Alex Nowrasteh, a senior immigration policy analyst at the Cato Institute, said the highest figure he had seen came from the Federation for American Immigration Reform, which favors restricting immigration. It has said undocumented immigrants cost the country at least $116 billion per year.

The Cato Institute disputes that figure, which Mr. Nowrasteh said did not take into account the economic benefits of undocumented immigrants. He and others have questioned the group’s methodology.

“There’s no basis to any of those numbers about the fiscal cost,” he said. “The president’s numbers are even twice as bad.”

Mr. Trump also claimed that in the United States there are “at least 25,772,342 illegal aliens, not the 11,000,000 that have been reported for years.”

Again, several experts said Mr. Trump’s numbers were too high.

It appears that Mr. Trump is making his claim based on a study conducted by researchers affiliated with Yale University and the Massachusetts Institute of Technology, which estimated the number at 22 million.

Starting with an estimate in 1990, the researchers modeled how the population would change in future years based on immigration rates, demographic change and deportations, among other factors, eventually arriving at the 22 million estimate.

The conclusions of that study, published in the journal PLOS One in September, have been challenged, with some questioning whether it underestimated the number of immigrants who had left the country.

The researchers have also acknowledged that their results diverge from existing estimates. Most other studies say the number is around 11 million or 12 million.
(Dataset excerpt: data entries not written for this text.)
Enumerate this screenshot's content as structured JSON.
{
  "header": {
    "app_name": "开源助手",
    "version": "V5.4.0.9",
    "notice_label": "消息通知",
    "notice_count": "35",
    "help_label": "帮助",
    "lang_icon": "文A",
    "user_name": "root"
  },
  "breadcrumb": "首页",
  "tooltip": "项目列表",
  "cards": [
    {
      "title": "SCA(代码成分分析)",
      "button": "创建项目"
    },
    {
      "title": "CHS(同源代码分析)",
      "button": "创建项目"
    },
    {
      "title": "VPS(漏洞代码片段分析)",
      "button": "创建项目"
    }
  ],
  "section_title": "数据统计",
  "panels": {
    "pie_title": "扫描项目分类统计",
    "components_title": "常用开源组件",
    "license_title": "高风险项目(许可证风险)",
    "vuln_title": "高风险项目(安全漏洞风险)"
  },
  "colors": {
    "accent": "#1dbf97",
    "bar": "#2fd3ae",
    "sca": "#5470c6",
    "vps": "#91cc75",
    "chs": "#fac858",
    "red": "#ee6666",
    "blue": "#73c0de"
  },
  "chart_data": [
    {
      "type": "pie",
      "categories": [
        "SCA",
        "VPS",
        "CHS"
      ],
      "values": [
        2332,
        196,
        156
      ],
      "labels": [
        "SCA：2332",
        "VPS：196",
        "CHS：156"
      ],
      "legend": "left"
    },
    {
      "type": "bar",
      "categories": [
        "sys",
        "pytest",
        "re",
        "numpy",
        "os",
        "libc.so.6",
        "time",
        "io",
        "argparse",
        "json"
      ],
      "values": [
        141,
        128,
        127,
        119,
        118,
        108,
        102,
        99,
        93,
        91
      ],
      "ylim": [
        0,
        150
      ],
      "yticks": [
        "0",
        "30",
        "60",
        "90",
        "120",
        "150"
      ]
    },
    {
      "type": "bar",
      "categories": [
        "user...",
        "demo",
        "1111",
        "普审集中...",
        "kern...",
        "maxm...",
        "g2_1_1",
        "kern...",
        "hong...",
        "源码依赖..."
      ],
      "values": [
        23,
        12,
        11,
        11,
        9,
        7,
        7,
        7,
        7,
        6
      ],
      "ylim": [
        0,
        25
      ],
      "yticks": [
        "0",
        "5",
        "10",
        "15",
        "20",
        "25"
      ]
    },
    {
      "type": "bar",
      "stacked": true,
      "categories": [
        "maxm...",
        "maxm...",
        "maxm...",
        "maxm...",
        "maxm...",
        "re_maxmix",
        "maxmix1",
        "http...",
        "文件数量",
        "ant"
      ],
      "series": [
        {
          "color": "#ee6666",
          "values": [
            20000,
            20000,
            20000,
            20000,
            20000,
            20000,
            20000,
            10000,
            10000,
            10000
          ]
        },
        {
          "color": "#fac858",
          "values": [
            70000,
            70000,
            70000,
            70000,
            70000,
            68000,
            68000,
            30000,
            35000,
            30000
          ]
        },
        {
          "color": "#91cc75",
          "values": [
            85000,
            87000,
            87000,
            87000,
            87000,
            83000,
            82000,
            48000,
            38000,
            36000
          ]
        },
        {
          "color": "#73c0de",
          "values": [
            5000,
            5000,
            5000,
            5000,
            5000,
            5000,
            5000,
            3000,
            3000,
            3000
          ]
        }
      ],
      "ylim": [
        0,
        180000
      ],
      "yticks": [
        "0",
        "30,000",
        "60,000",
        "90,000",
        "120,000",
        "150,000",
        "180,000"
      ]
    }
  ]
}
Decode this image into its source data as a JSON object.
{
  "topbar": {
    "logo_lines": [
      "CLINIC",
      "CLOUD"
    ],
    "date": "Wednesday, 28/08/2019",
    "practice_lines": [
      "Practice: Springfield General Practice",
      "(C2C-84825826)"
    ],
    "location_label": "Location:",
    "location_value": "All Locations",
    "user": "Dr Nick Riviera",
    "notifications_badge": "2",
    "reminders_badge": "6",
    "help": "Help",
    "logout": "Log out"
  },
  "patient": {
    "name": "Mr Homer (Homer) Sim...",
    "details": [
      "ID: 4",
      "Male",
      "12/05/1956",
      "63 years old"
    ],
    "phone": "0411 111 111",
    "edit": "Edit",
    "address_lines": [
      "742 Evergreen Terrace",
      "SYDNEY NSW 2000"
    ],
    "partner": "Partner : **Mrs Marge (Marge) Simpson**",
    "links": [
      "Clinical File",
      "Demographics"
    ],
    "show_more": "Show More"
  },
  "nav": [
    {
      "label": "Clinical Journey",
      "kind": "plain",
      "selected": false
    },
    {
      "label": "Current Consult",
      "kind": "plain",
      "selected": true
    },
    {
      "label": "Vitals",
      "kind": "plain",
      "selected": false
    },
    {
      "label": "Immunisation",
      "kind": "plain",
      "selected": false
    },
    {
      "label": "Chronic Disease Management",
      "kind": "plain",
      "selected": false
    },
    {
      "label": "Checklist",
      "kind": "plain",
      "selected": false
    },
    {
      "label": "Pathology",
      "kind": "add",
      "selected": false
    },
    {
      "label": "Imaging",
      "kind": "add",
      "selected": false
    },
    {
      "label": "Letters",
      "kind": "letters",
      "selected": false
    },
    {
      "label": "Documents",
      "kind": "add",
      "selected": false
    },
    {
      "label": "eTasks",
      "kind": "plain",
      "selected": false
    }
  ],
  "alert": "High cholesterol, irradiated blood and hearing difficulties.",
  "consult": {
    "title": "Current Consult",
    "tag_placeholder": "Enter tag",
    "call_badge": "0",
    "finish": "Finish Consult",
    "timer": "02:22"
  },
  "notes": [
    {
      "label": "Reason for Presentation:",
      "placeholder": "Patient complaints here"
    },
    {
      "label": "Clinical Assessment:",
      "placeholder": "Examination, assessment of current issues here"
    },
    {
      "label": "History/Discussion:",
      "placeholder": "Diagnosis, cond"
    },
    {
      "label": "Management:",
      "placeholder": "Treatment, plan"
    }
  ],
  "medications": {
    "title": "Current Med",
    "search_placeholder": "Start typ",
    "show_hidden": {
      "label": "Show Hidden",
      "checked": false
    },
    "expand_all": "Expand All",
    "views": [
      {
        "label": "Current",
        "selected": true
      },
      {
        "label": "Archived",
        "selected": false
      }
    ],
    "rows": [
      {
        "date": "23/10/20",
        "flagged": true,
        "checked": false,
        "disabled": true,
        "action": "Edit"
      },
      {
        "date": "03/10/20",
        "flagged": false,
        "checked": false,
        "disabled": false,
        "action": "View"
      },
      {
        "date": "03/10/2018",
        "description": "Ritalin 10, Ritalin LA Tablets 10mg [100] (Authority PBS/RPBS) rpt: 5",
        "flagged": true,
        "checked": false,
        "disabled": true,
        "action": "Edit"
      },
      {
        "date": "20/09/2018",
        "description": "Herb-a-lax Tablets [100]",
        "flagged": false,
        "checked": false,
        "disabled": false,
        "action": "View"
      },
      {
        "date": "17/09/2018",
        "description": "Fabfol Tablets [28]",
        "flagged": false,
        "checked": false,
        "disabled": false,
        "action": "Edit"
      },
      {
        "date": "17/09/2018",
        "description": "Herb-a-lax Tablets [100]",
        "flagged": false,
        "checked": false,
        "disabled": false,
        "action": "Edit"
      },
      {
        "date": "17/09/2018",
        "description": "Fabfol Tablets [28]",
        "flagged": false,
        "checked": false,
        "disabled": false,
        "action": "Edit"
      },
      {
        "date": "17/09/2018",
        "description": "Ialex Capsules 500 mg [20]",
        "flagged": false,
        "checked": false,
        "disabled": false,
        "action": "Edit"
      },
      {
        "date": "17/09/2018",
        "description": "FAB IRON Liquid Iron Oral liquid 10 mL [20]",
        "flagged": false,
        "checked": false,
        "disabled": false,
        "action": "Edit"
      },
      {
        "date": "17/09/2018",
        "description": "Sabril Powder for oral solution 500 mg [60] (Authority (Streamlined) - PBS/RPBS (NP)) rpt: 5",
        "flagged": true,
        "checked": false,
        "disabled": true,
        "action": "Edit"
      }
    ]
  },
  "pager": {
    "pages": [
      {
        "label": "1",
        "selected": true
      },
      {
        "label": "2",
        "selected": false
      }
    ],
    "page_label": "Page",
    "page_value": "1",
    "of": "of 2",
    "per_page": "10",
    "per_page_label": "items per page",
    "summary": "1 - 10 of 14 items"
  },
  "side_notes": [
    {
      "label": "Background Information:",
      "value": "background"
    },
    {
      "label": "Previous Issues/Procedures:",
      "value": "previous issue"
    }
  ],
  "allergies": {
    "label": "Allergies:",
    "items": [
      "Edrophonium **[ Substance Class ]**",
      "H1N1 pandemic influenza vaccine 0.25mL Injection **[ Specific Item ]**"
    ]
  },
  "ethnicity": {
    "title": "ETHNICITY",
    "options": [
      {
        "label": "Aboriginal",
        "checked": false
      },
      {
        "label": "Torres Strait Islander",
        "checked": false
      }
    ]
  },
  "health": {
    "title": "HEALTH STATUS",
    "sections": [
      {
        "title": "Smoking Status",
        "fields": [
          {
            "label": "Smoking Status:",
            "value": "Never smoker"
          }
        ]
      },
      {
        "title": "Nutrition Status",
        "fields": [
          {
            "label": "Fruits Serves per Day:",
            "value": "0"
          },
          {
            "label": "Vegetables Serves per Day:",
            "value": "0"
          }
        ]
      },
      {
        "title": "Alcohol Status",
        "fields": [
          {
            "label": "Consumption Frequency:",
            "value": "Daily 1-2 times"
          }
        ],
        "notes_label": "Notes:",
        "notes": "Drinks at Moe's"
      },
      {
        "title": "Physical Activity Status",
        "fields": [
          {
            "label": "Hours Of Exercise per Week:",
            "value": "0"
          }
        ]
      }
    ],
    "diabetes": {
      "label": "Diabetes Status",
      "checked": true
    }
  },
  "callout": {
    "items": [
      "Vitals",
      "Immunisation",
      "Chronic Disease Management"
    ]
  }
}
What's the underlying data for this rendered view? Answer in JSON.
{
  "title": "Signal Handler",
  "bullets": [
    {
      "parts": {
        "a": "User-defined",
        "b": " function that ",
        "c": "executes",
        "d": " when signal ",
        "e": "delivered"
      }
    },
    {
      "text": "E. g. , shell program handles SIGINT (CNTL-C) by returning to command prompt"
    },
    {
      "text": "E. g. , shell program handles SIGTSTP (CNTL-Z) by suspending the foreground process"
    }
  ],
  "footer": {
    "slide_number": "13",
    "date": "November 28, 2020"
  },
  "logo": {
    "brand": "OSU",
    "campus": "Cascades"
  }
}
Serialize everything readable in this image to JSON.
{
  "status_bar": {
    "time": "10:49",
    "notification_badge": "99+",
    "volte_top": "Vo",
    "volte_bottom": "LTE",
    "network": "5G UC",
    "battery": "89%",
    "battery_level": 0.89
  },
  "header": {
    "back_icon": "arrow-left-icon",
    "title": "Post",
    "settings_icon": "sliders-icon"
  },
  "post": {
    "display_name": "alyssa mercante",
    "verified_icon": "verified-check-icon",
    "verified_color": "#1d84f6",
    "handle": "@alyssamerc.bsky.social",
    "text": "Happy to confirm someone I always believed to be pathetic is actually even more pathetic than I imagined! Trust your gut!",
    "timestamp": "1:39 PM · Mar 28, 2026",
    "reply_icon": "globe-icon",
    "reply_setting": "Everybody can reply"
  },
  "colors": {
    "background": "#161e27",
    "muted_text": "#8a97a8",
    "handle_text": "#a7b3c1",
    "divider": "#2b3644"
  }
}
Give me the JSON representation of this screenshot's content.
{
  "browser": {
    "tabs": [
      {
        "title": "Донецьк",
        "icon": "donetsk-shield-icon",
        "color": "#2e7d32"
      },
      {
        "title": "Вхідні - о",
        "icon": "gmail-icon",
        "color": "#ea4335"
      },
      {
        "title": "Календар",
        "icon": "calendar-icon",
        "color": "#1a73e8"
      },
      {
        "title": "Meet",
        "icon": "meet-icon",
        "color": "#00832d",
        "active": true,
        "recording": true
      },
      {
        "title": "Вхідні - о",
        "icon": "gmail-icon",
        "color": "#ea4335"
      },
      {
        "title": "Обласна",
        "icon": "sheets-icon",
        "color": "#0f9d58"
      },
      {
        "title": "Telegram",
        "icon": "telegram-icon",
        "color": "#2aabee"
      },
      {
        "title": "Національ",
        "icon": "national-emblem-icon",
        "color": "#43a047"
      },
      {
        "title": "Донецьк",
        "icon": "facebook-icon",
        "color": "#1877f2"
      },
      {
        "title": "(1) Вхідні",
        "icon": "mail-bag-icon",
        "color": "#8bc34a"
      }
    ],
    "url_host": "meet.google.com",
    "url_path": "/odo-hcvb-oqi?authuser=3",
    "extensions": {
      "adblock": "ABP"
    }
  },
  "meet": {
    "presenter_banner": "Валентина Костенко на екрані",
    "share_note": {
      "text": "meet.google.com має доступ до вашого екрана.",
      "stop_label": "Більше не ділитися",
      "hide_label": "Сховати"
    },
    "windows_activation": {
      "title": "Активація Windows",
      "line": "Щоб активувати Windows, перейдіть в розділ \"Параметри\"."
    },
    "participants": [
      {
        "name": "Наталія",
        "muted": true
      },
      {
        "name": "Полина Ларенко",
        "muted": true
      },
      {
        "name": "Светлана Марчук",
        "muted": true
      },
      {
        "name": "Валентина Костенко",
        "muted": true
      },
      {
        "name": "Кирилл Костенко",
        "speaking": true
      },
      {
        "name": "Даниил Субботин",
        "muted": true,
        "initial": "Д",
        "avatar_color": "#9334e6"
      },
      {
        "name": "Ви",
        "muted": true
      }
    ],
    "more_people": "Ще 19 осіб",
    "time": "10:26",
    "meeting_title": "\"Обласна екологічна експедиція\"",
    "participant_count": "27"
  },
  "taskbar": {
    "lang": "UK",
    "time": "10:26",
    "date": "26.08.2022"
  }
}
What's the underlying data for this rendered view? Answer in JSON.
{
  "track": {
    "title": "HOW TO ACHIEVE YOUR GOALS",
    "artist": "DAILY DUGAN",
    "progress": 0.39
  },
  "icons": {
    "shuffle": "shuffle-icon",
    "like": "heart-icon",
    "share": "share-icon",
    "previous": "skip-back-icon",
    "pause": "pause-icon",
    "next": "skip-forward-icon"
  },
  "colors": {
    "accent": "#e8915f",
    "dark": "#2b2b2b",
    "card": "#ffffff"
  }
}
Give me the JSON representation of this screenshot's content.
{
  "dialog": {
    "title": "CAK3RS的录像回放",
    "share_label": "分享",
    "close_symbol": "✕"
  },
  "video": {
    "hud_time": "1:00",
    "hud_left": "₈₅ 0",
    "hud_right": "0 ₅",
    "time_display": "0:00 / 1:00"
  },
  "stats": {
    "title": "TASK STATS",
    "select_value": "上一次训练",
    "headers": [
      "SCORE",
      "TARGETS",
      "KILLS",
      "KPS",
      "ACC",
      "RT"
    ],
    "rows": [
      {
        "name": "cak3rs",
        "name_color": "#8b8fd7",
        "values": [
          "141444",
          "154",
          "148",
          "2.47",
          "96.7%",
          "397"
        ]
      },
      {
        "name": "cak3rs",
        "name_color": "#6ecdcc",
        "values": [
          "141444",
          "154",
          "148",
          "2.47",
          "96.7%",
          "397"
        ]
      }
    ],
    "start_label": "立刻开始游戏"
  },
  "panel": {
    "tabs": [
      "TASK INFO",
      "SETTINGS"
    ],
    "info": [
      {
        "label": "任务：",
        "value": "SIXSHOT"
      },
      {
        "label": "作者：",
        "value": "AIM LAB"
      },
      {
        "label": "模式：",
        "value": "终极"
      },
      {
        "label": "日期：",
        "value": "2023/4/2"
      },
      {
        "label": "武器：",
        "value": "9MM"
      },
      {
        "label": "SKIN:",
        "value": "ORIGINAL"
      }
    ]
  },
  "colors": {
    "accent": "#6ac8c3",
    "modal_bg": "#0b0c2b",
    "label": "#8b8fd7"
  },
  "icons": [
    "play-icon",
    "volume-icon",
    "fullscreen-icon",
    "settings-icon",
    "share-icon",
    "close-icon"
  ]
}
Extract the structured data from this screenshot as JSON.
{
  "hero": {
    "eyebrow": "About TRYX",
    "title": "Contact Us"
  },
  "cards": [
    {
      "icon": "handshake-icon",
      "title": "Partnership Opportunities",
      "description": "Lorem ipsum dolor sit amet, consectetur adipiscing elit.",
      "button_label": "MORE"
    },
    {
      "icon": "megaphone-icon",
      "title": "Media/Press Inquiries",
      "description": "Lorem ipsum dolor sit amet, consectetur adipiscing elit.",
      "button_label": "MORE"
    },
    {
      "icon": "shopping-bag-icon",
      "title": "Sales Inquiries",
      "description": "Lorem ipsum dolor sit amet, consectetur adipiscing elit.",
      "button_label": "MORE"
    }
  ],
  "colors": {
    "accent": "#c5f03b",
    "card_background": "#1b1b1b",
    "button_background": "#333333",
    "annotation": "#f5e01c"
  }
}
The Pew Research Center estimated that it was about 10.7 million in 2016. In 2015, the Department of Homeland Security estimated the number to be 12 million.

“There’s been no evidence of a new, rapid increase of the population,” Mr. Capps said.

William Frey, a demographer at the Brookings Institution, said the methodology used by Pew had been vetted over decades.

“They have a general sense that what they are doing is reasonably O.K.,” he said of the Pew researchers. “I trust them. They have been doing this for a long time.”

Manny Fernandez contributed reporting.